- Batuhan'ın annesiyle nasıl tanıştınız?
- Ailem Almanya'da o zamanlar. Onları ziyarete gittiğimde Batu'nun annesiyle tanıştım. O 16 yaşındaydı, ben 19. Bir aşk, bir aşk... Babası izin vermedi bu aşka. Kaçtık biz Türkiye'ye. Kızı uzun süre aradı polis, reşit değil çünkü. Sonra Batuhan doğdu. Doğunca evlendik.
- Batuhan doğunca mı, iş güç sahibi olmaya mı karar verdiniz?
- O dönem ağır bir Anadolu zengini yerleşmeye başlamıştı İstanbul'a. Dedem Demokrat Partili olduğu için hapse girmişti. Burada okumak istememiştim. Çabuk bitirilecek bir okul bulmam gerekti. Ben arada bir yabancı dilim olduğu için yurtdışına gidip halı satıp geliyordum. Çok ciddi paralar kazanıyordum. Bu arada işlere başvuruyorum ama görünüş ve saçlar hep sorun oluyor. Sonuçta bir şirkete tercüman olarak girdim, üç ay sonra kâr ortağı oldum. Sonra da kendi şirketimi kurdum tekstil üzerine. Çok ciddi paralar kazandım.
- Peki müzik bir tutku anladım ama bar açma fikri nerden çıktı?
- Mojo, o zamanlar Next diye bir yerdi.
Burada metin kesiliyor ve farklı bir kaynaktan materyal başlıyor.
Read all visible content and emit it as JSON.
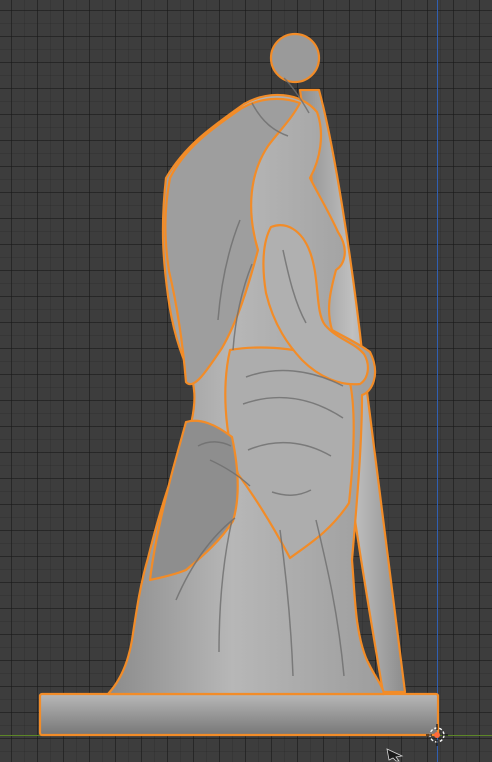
{
  "viewport": {
    "view": "side",
    "background_color": "#3d3d3d",
    "grid_color": "#2a2a2a",
    "axis_colors": {
      "z": "#2f61b8",
      "y": "#5f8b26"
    }
  },
  "selection": {
    "outline_color": "#f28c28",
    "object": "figure-with-staff-on-round-base"
  },
  "icons": {
    "origin": "3d-cursor-icon",
    "cursor": "mouse-arrow-icon"
  }
}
Biz de Blue Blues Band olarak Hayal Kahvesi'nde çalıyorduk. 10 bin kişinin işvereni bir adam olarak geceleri gelip müzik yapıyordum. Bizim gruptan Kerim Çaplı zil istemiş çalıştığımız kulübün sahipleri de vermemiş. Ben de sinirlendim. 'En sonunda bana bar açtıracaksınız,' dedim, çıktım kulüpten. Bu lafımı duyan Hüseyin Sönmez 'Gel bir deneme yapalım,' diye seslendi. Next işte o zamanlar bizim barın ismi, bir baktım tam travesti kulübü gibi bir yer. Hemen değiştirdik, Mojo'ya dönüştürdük. Sene 1994 falan.
- Rock müzik biraz da kendinle ve etrafla kavga etme durumu galiba. Sizin var mı böyle anılarınız?
- Abim MS hastası olmuştu. O yakışıklı adam gitmiş, yerine elini kolunu tutamayan biri gelmiş. Caddebostan'da oturuyoruz o zamanlar, etraftakiler alay ediyor abimle. Ben sokakta kavgayı böyle öğrendim. Bir gün mayoyla yüzmeye gidiyordum, inşaattan herifler çağırdı beni, 'Gel yardım et,' gibilerinden. Gittim, elleri bacaklarıma falan değmeye başladı, anladım ki adamlar niyeti bozmuş. Bir demir buldum, nasıl giriştiysem o üç inşaat amelesine, kendimizi karakolda bulduk. Üçü de ağır yaralıydı. Bu olaylar beni bir noktaya getirdi.